Could you elaborate on your investment strategy?
In the renewable space, we look at generation, battery storage, transmission and distribution and even solutions like smart meters, which are literally the last mile in electricity supply. In each of these spaces, it’s interesting how we deploy our capital. On the one hand, we are happy to come in early, as we did in the case of Ayana, where we supported the build-out of a platform. We brought in not just equity but also enabled debt, attracted other investors, scaled the platform, and, once there was sufficient outside interest, we exited. That’s one approach, where we started from the ground up. In other cases, we may provide very critical project finance. Take smart metering, for example, in the early days of rollout, commercial capital was often lacking, so we stepped in with project finance to enable progress. A third approach we follow is when another developer is building out a platform but requires mezzanine funding in the early stages of growth. That’s also something we consider. So, there are a variety of ways – equity, debt, or mezzanine through which we can step in. And this is just within the renewable sector. Beyond that, we also intervene in very different ways in areas like electric mobility and the sustainable agriculture space.
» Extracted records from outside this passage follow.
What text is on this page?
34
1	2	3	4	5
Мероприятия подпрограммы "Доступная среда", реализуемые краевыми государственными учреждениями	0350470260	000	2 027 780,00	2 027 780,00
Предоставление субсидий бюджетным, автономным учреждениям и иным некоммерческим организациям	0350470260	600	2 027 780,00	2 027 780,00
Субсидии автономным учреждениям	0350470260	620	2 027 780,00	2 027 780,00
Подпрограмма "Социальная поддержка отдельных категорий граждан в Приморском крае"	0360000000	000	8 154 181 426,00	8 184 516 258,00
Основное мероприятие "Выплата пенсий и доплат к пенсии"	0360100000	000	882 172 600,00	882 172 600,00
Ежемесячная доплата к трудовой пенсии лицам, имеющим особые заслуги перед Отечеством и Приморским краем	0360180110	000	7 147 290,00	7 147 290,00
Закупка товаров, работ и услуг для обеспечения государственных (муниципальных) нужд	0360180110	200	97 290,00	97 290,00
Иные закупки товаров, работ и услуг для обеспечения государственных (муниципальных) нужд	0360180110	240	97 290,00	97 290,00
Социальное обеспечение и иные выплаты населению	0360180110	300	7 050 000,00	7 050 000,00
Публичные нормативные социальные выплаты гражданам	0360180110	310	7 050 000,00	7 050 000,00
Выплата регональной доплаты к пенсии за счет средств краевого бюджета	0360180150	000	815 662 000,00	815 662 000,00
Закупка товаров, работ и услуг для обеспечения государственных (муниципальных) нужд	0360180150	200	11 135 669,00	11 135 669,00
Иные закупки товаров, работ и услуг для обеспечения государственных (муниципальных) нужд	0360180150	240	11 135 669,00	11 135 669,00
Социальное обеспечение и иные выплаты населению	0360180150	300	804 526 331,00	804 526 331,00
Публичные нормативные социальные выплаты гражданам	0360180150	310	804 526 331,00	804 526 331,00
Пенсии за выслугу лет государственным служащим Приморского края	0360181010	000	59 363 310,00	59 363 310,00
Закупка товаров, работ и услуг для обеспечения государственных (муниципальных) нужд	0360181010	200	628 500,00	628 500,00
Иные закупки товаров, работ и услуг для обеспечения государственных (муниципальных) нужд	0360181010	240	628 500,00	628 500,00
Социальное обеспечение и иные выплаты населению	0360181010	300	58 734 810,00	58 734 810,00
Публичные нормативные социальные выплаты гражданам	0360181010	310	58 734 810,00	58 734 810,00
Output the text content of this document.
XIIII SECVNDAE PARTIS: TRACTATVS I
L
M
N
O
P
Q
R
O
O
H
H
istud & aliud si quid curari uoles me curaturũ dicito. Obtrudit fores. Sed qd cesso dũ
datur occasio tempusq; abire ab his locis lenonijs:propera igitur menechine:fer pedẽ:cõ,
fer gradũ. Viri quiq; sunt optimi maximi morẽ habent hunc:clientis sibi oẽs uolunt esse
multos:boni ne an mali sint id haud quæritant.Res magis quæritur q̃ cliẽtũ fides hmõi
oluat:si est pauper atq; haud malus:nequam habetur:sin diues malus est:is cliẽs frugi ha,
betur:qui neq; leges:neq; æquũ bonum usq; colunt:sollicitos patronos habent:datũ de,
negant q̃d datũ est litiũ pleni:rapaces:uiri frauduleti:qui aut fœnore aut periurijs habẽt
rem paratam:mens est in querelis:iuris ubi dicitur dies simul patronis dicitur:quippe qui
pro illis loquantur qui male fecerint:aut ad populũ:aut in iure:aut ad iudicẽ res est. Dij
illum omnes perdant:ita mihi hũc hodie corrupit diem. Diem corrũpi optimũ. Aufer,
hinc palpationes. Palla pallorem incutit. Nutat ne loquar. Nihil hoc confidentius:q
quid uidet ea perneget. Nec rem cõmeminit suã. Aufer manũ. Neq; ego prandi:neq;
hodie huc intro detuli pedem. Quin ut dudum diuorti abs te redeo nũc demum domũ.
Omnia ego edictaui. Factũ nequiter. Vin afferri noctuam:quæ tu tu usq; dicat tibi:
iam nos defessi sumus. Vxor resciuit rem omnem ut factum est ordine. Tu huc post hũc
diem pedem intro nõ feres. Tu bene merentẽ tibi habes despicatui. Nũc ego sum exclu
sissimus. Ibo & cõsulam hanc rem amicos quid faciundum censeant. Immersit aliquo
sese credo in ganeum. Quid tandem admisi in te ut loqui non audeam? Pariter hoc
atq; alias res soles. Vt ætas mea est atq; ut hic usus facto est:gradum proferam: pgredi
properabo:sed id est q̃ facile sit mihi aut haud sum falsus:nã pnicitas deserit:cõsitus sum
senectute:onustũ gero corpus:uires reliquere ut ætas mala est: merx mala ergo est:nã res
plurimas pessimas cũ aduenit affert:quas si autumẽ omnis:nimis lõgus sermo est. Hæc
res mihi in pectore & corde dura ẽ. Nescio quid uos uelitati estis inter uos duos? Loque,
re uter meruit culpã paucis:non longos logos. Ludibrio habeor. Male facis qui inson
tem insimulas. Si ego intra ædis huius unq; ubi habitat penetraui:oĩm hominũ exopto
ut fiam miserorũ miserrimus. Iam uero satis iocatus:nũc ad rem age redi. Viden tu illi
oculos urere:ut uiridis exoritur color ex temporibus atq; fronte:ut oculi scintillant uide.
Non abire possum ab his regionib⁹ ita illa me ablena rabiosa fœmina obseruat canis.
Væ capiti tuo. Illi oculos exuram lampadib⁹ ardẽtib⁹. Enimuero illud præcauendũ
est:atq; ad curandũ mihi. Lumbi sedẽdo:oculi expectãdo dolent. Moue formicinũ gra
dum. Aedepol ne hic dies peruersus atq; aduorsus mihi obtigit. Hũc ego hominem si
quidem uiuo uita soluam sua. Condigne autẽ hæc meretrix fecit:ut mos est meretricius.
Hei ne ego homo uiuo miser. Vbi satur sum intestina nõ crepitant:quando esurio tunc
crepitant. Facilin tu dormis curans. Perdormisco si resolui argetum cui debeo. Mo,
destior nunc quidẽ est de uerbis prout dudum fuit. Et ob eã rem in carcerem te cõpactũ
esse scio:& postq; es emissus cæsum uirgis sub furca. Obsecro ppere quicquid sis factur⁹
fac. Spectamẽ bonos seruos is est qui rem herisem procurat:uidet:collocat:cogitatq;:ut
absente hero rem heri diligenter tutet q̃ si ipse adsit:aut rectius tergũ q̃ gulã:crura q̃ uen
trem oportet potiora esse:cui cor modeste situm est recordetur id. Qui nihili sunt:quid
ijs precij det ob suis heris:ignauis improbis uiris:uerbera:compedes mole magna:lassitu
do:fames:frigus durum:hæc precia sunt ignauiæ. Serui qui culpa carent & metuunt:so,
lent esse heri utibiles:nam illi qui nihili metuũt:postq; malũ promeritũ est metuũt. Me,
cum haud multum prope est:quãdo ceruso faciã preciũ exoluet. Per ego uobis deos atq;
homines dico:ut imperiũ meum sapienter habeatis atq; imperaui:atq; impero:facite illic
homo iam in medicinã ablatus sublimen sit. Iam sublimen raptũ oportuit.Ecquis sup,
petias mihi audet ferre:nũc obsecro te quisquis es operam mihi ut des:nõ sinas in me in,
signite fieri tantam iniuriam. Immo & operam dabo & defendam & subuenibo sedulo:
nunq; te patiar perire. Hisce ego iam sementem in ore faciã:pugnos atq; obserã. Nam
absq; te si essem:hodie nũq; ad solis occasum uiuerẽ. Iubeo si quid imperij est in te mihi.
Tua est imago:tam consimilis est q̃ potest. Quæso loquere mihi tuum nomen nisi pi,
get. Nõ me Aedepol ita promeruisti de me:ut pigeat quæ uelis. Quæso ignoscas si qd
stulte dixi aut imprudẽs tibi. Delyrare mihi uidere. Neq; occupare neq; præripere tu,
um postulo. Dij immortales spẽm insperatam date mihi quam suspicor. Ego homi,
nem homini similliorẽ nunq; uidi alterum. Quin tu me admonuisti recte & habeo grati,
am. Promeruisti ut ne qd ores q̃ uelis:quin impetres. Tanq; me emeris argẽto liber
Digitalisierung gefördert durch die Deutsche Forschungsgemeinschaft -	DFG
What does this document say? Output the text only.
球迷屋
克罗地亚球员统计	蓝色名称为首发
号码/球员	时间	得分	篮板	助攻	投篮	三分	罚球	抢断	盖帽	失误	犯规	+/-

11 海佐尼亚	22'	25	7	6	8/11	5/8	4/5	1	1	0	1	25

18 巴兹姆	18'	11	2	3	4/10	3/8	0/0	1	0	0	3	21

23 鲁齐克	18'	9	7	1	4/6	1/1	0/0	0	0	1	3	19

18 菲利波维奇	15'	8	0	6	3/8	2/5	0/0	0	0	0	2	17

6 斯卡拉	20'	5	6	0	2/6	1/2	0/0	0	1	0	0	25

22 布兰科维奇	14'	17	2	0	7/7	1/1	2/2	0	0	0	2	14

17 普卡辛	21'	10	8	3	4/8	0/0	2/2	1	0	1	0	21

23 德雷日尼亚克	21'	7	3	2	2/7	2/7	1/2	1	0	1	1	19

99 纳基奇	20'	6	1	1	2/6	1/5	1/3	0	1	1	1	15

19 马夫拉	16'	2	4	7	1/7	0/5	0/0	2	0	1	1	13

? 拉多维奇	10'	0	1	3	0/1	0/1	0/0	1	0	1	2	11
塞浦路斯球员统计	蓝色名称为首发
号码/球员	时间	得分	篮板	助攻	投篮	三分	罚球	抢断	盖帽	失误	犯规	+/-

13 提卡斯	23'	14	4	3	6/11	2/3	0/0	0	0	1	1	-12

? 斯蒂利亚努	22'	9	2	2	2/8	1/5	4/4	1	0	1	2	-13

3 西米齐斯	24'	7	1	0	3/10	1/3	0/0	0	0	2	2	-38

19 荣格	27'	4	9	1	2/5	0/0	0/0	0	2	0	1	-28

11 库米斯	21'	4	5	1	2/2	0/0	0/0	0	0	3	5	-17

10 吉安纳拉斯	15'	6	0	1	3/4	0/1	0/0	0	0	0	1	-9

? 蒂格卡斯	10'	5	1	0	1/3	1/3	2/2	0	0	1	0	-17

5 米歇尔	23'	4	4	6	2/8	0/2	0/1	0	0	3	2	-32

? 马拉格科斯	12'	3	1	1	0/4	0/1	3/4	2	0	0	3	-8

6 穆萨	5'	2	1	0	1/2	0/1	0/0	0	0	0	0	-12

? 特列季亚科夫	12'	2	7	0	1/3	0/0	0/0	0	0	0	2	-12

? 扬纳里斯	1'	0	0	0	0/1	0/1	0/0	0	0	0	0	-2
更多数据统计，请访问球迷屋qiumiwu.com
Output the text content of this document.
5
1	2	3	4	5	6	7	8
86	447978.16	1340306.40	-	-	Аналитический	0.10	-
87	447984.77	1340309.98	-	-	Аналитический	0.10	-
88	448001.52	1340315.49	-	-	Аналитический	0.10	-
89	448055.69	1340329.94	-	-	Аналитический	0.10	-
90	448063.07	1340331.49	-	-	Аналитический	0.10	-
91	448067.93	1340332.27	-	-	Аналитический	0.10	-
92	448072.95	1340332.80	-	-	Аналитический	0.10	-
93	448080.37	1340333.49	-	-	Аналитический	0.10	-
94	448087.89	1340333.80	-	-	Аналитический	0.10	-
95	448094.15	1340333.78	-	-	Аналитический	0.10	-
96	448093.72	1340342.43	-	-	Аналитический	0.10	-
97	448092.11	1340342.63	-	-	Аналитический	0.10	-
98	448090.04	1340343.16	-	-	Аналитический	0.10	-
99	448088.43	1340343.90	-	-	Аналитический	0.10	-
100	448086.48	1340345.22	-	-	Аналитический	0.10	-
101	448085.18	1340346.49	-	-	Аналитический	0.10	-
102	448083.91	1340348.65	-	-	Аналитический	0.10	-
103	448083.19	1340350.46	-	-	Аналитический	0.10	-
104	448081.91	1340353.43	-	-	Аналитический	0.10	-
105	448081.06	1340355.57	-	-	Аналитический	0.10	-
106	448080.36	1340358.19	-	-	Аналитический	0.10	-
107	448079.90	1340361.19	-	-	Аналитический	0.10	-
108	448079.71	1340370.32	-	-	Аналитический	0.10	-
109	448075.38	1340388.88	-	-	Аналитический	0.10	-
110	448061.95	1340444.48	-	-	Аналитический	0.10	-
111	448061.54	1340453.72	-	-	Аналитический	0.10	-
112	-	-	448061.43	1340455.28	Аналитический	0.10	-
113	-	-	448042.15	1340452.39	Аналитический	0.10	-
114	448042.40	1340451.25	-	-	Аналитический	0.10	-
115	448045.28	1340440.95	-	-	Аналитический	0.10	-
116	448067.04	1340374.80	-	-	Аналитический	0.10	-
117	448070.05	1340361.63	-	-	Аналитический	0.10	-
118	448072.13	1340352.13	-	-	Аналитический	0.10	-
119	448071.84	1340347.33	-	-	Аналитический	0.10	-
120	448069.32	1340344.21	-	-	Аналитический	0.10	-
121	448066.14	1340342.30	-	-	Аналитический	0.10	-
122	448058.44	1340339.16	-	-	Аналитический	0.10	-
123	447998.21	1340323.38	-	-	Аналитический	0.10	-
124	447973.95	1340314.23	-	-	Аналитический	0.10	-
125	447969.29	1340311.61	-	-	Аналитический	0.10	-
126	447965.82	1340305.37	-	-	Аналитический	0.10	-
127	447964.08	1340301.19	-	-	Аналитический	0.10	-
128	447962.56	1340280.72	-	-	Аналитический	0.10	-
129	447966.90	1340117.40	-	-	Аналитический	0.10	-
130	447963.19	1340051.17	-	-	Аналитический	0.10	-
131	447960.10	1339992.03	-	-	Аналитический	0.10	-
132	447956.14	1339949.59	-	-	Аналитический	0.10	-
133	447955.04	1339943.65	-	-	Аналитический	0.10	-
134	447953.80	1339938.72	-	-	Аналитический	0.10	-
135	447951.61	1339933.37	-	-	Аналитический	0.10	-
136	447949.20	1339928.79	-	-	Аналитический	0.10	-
Although renewable energy is scaling, the government says that by 2030, thermal power will continue to be a significant supplier of electricity. How do you view this dichotomy?
India had set a target that 50% of its electricity should come from renewables by 2030. So, I think there’s been a lot of progress from a policy perspective, and we’ve seen a strong response from entrepreneurs as well. I genuinely feel the pace has picked up quite substantially.